How do I make potassium chlorate?


Buy 2 MMO coated titanium plates. You can find those on […]

Buy 2 MMO coated titanium plates. You can find those on eBay sometimes. I got a great deal a while back, got a 36″ x 12″ plate for $36. Then buy a bag of sodium free water softener salt. Make sure the bag says it's 100% potassium chloride. Make a saturated KCl solution, put that in a large glass jar, and put 2 of those MMO electrodes in the solution,make sure they aren't touching. Then connect the leads to 3.3–5v power supply. Old PC power supplies work great. Let the cell run for a couple of weeks, you can also make a basket and fill it with chunks of KCl and leave that in the cell, as KCl gets converted to KClO3 more KCl from the basket will dissolve, increasing yeild. The KClO3 will drop out of solution as it forms. After a couple weeks, put the jar in the freezerChina Vacuum Filter Belts Manufacturers to crash out as much KClO3 as possible. Then pour off the liquid and rinse the crystals with cold water to remove KCl contamination. If you want a higher purity. Take the washed KClO3 cystals and dissolve as much as you can in boiling water. Cool the solution and filter out the crystals that form. There are plenty of ways to optimize this reaction, like controlling pH and temperature, but I never found this necessary. The only thing I make sure of is that the solution is over 55°C during electrolysis.
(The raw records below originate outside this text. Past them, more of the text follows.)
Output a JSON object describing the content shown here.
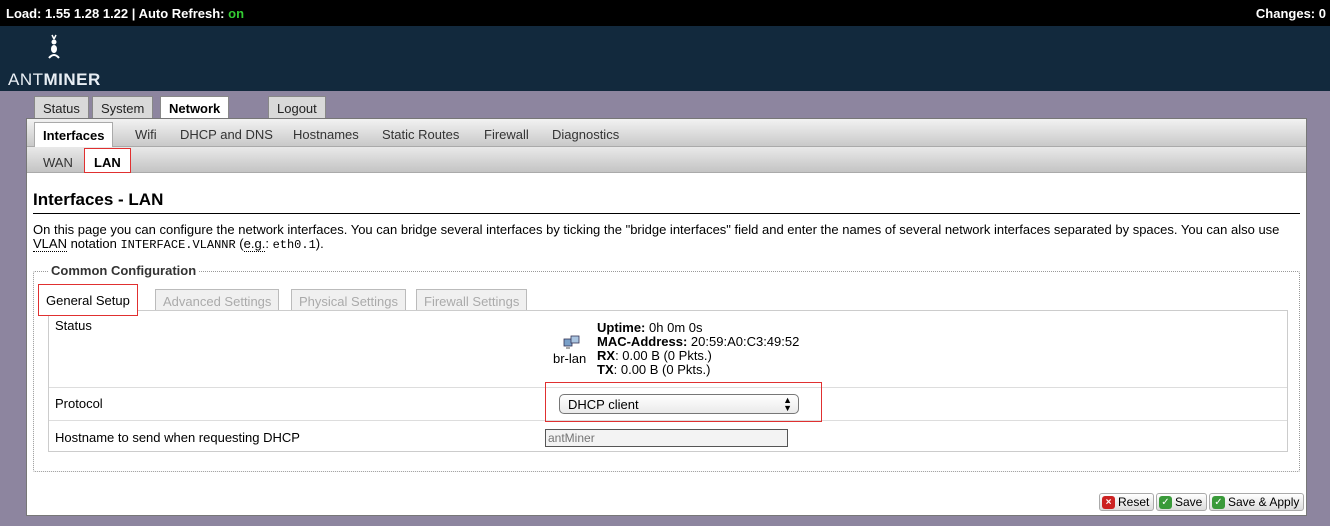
{
  "topbar": {
    "load_label": "Load:",
    "load_values": "1.55 1.28 1.22",
    "separator": "|",
    "auto_refresh_label": "Auto Refresh:",
    "auto_refresh_value": "on",
    "changes_label": "Changes:",
    "changes_value": "0"
  },
  "logo": {
    "prefix": "ANT",
    "suffix": "MINER"
  },
  "main_tabs": [
    "Status",
    "System",
    "Network",
    "Logout"
  ],
  "main_tab_active": "Network",
  "sub_tabs": [
    "Interfaces",
    "Wifi",
    "DHCP and DNS",
    "Hostnames",
    "Static Routes",
    "Firewall",
    "Diagnostics"
  ],
  "sub_tab_active": "Interfaces",
  "iface_tabs": [
    "WAN",
    "LAN"
  ],
  "iface_tab_active": "LAN",
  "page": {
    "title": "Interfaces - LAN",
    "desc_part1": "On this page you can configure the network interfaces. You can bridge several interfaces by ticking the \"bridge interfaces\" field and enter the names of several network interfaces separated by spaces. You can also use ",
    "desc_vlan": "VLAN",
    "desc_part2": " notation ",
    "desc_code1": "INTERFACE.VLANNR",
    "desc_part3": " (",
    "desc_eg": "e.g.",
    "desc_part4": ": ",
    "desc_code2": "eth0.1",
    "desc_part5": ")."
  },
  "config": {
    "legend": "Common Configuration",
    "tabs": [
      "General Setup",
      "Advanced Settings",
      "Physical Settings",
      "Firewall Settings"
    ],
    "active_tab": "General Setup",
    "status_label": "Status",
    "interface_name": "br-lan",
    "uptime_label": "Uptime:",
    "uptime_value": "0h 0m 0s",
    "mac_label": "MAC-Address:",
    "mac_value": "20:59:A0:C3:49:52",
    "rx_label": "RX",
    "rx_value": ": 0.00 B (0 Pkts.)",
    "tx_label": "TX",
    "tx_value": ": 0.00 B (0 Pkts.)",
    "protocol_label": "Protocol",
    "protocol_value": "DHCP client",
    "hostname_label": "Hostname to send when requesting DHCP",
    "hostname_placeholder": "antMiner"
  },
  "buttons": {
    "reset": "Reset",
    "save": "Save",
    "save_apply": "Save & Apply"
  },
  "colors": {
    "topbar_bg": "#000000",
    "header_bg": "#12293d",
    "page_bg": "#8d859f",
    "accent_on": "#33cc33",
    "highlight": "#e03030"
  }
}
This is never a problem, because you should Nonwoven Forming Belts Suppliers be pushing over 10+ amps into the solution. If you aren't pushing enough amps or the solution is not hot enough, just move the electodes closer together and make sure your power supply is rated at least 20 amps at 5v. One last thing, you may want to set this up outside, because it makes Chlorine gas, most of which dissolves and reacts with the KCl, but even worse is the salt spray that forms, you will get salt mist on everything. I usually just put a lid on the jar with a hole in it, then I put a plastic tube in that hole and lead it into a jar of water or out a window, that keeps that salt mist from destroying everything in my room.